A study of the effect of JPG compression on adversarial images
Gintare Karolina Dziugaite, Zoubin Ghahramani, Daniel M. Roy
TL;DR
Adversarial examples threaten neural network image classifiers by introducing imperceptible perturbations that fool predictions. The study tests whether a ubiquitous image preprocess, JPEG compression, can revert FGSM-generated perturbations by effectively projecting images back into a JPG subspace, using a pre-trained OverFeat model on ImageNet. Results show JPEG recompression substantially restores correct predictions for small perturbations (ε=1) but not for larger perturbations (ε=5,10), indicating JPEG is not a robust defense.
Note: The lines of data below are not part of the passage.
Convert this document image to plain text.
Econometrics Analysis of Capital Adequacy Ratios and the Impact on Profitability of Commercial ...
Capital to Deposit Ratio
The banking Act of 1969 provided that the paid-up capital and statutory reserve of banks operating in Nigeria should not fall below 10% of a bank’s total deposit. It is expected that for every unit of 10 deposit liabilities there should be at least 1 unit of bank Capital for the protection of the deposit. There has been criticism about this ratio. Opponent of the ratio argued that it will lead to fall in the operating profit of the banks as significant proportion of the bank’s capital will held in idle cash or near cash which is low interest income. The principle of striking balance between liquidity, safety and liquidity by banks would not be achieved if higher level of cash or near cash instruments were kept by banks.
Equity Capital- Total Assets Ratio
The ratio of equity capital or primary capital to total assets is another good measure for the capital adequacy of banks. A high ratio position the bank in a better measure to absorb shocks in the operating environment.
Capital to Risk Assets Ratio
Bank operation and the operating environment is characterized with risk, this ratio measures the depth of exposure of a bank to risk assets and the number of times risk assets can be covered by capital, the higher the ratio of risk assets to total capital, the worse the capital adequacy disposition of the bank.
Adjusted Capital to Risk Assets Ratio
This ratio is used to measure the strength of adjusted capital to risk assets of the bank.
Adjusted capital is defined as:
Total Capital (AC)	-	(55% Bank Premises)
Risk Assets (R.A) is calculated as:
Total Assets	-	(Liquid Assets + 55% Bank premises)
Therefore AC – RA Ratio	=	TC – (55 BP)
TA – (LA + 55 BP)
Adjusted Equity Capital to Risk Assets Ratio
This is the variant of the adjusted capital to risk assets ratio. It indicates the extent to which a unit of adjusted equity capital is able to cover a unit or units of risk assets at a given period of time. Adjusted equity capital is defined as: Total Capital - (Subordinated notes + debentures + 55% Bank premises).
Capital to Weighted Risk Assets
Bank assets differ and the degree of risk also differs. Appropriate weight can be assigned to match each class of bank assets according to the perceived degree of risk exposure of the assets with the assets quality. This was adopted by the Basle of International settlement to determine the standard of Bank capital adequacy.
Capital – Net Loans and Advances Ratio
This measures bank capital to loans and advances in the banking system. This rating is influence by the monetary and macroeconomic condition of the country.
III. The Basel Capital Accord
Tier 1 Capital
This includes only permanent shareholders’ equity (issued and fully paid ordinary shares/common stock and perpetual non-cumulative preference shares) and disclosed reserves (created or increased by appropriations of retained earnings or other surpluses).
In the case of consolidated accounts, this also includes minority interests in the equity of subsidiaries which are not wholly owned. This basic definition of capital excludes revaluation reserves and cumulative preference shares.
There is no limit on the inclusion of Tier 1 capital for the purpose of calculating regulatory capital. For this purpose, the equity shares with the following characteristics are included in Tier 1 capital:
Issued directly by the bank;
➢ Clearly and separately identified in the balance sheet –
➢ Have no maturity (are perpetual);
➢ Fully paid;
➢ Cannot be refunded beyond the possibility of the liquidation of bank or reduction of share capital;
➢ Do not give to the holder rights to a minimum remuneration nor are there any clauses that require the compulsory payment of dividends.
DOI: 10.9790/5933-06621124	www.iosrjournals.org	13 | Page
The work highlights the limits of simple preprocessing for adversarial robustness and motivates deeper investigation into subspace projections and resilient defenses in high-dimensional vision tasks.
Abstract
Neural network image classifiers are known to be vulnerable to adversarial images, i.e., natural images which have been modified by an adversarial perturbation specifically designed to be imperceptible to humans yet fool the classifier. Not only can adversarial images be generated easily, but these images will often be adversarial for networks trained on disjoint subsets of data or with different architectures. Adversarial images represent a potential security risk as well as a serious machine learning challenge---it is clear that vulnerable neural networks perceive images very differently from humans. Noting that virtually every image classification data set is composed of JPG images, we evaluate the effect of JPG compression on the classification of adversarial images. For Fast-Gradient-Sign perturbations of small magnitude, we found that JPG compression often reverses the drop in classification accuracy to a large extent, but not always. As the magnitude of the perturbations increases, JPG recompression alone is insufficient to reverse the effect.